Some sixty years later, the season is longer, there are more species to choose from, and we have learned to peel the fruit and slice the cheeks  to make eating easier. Though I must confess that after neatly slicing the fruit, for myself or to share, I can’t resist  chewing the last of the fruit off the pip, knowing that it will end in mango fibres stuck fast between my teeth.

As we became more sophisticated, and canned mangoes became available, we discovered new things to do with mangoes.  In the sixties we made mango mousse, in the seventies it was mango smoothies and in the seventies mango mayonnaise was the height of culinary style. Today we are blasé about mangoes, using them carelessly in salads and desserts, in Thai cooking, and, I learned today, even in fruit cakes and Christmas puddings. And bottled orange and mango juice was readily available before juice bars sprang up everywhere. But tasting the first mango of summer remains an experience to be anticipated and treasured every year.

You have to be careful not to buy them too early. Growers are keen to get them into the markets before they have that rich, ripe taste. So I wait until the price comes down a bit, using that as indicator of readiness. after watching for a couple of weeks, I finally bought my first two mangoes this summer. They both had a tinge of green, one more so than the other so they would ripen sequentially.  I have been watching them ripen slowly day by day, sniffing them carefully and pressing them ever so gently to assess their readiness. All part of the ritual of the first mango of summer.

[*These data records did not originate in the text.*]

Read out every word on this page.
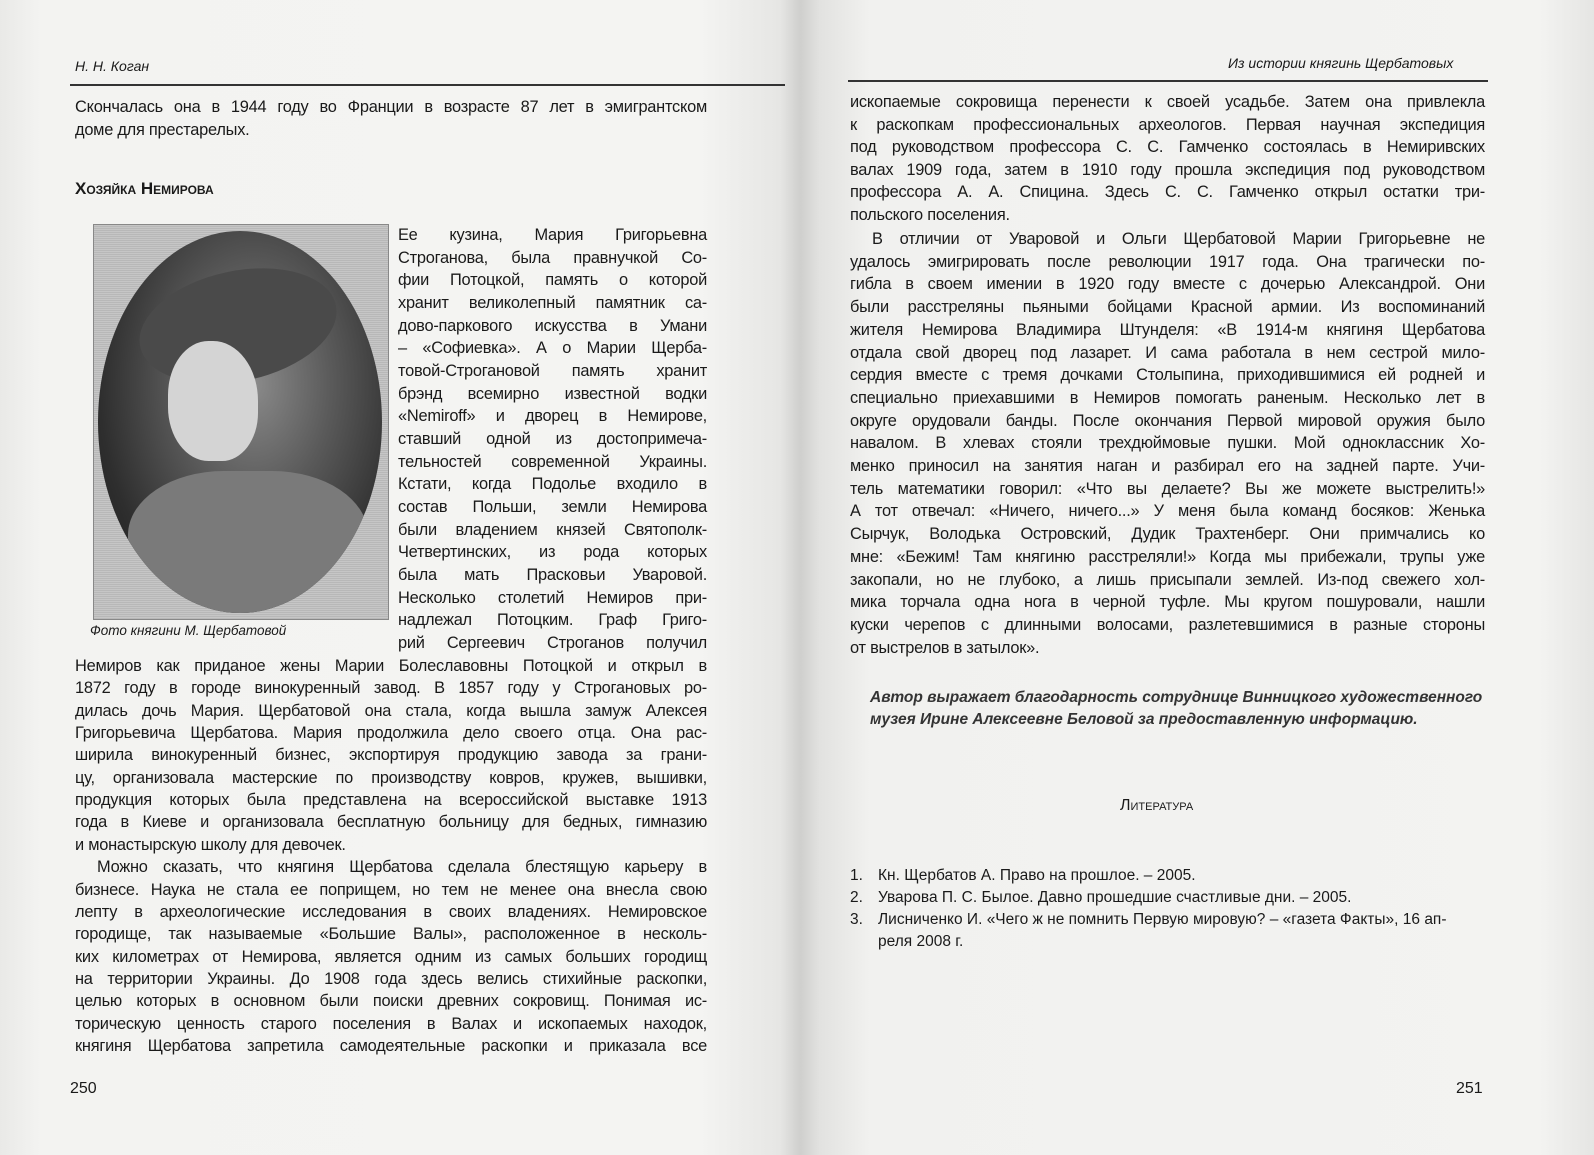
Н. Н. Коган
Скончалась она в 1944 году во Франции в возрасте 87 лет в эмигрантском
доме для престарелых.
Хозяйка Немирова
Фото княгини М. Щербатовой
Ее кузина, Мария Григорьевна
Строганова, была правнучкой Со-
фии Потоцкой, память о которой
хранит великолепный памятник са-
дово-паркового искусства в Умани
– «Софиевка». А о Марии Щерба-
товой-Строгановой память хранит
брэнд всемирно известной водки
«Nemiroff» и дворец в Немирове,
ставший одной из достопримеча-
тельностей современной Украины.
Кстати, когда Подолье входило в
состав Польши, земли Немирова
были владением князей Святополк-
Четвертинских, из рода которых
была мать Прасковьи Уваровой.
Несколько столетий Немиров при-
надлежал Потоцким. Граф Григо-
рий Сергеевич Строганов получил
Немиров как приданое жены Марии Болеславовны Потоцкой и открыл в
1872 году в городе винокуренный завод. В 1857 году у Строгановых ро-
дилась дочь Мария. Щербатовой она стала, когда вышла замуж Алексея
Григорьевича Щербатова. Мария продолжила дело своего отца. Она рас-
ширила винокуренный бизнес, экспортируя продукцию завода за грани-
цу, организовала мастерские по производству ковров, кружев, вышивки,
продукция которых была представлена на всероссийской выставке 1913
года в Киеве и организовала бесплатную больницу для бедных, гимназию
и монастырскую школу для девочек.
Можно сказать, что княгиня Щербатова сделала блестящую карьеру в
бизнесе. Наука не стала ее поприщем, но тем не менее она внесла свою
лепту в археологические исследования в своих владениях. Немировское
городище, так называемые «Большие Валы», расположенное в несколь-
ких километрах от Немирова, является одним из самых больших городищ
на территории Украины. До 1908 года здесь велись стихийные раскопки,
целью которых в основном были поиски древних сокровищ. Понимая ис-
торическую ценность старого поселения в Валах и ископаемых находок,
княгиня Щербатова запретила самодеятельные раскопки и приказала все
250
Из истории княгинь Щербатовых
ископаемые сокровища перенести к своей усадьбе. Затем она привлекла
к раскопкам профессиональных археологов. Первая научная экспедиция
под руководством профессора С. С. Гамченко состоялась в Немиривских
валах 1909 года, затем в 1910 году прошла экспедиция под руководством
профессора А. А. Спицина. Здесь С. С. Гамченко открыл остатки три-
польского поселения.
В отличии от Уваровой и Ольги Щербатовой Марии Григорьевне не
удалось эмигрировать после революции 1917 года. Она трагически по-
гибла в своем имении в 1920 году вместе с дочерью Александрой. Они
были расстреляны пьяными бойцами Красной армии. Из воспоминаний
жителя Немирова Владимира Штунделя: «В 1914-м княгиня Щербатова
отдала свой дворец под лазарет. И сама работала в нем сестрой мило-
сердия вместе с тремя дочками Столыпина, приходившимися ей родней и
специально приехавшими в Немиров помогать раненым. Несколько лет в
округе орудовали банды. После окончания Первой мировой оружия было
навалом. В хлевах стояли трехдюймовые пушки. Мой одноклассник Хо-
менко приносил на занятия наган и разбирал его на задней парте. Учи-
тель математики говорил: «Что вы делаете? Вы же можете выстрелить!»
А тот отвечал: «Ничего, ничего...» У меня была команд босяков: Женька
Сырчук, Володька Островский, Дудик Трахтенберг. Они примчались ко
мне: «Бежим! Там княгиню расстреляли!» Когда мы прибежали, трупы уже
закопали, но не глубоко, а лишь присыпали землей. Из-под свежего хол-
мика торчала одна нога в черной туфле. Мы кругом пошуровали, нашли
куски черепов с длинными волосами, разлетевшимися в разные стороны
от выстрелов в затылок».
Автор выражает благодарность сотруднице Винницкого художественного
музея Ирине Алексеевне Беловой за предоставленную информацию.
Литература
1. Кн. Щербатов А. Право на прошлое. – 2005.
2. Уварова П. С. Былое. Давно прошедшие счастливые дни. – 2005.
3. Лисниченко И. «Чего ж не помнить Первую мировую? – «газета Факты», 16 ап-
реля 2008 г.
251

And today was THE day. The first mango was ready. No bath or balcony needed, I peeled and sliced and added it to my muesli, the aroma released as the knife pierced the flesh evoking memories of childhood. (And yes, I did chew the pip.) as I tasted the fruit and felt the juice I my mouth, memories came flooding back. Memories of summer holidays, of Christmas days, of heat and sunburn and sand between the toes. Memories of buying one mango a summer when that was all I could afford. Memories of fruit platters at work Christmas parties where only the first lucky few manged to grab a piece of mango. And memories of family.

There’ll be another mango tomorrow, and on many days between now and the end of summer. But none will taste as good as this morning’s first mango of summer.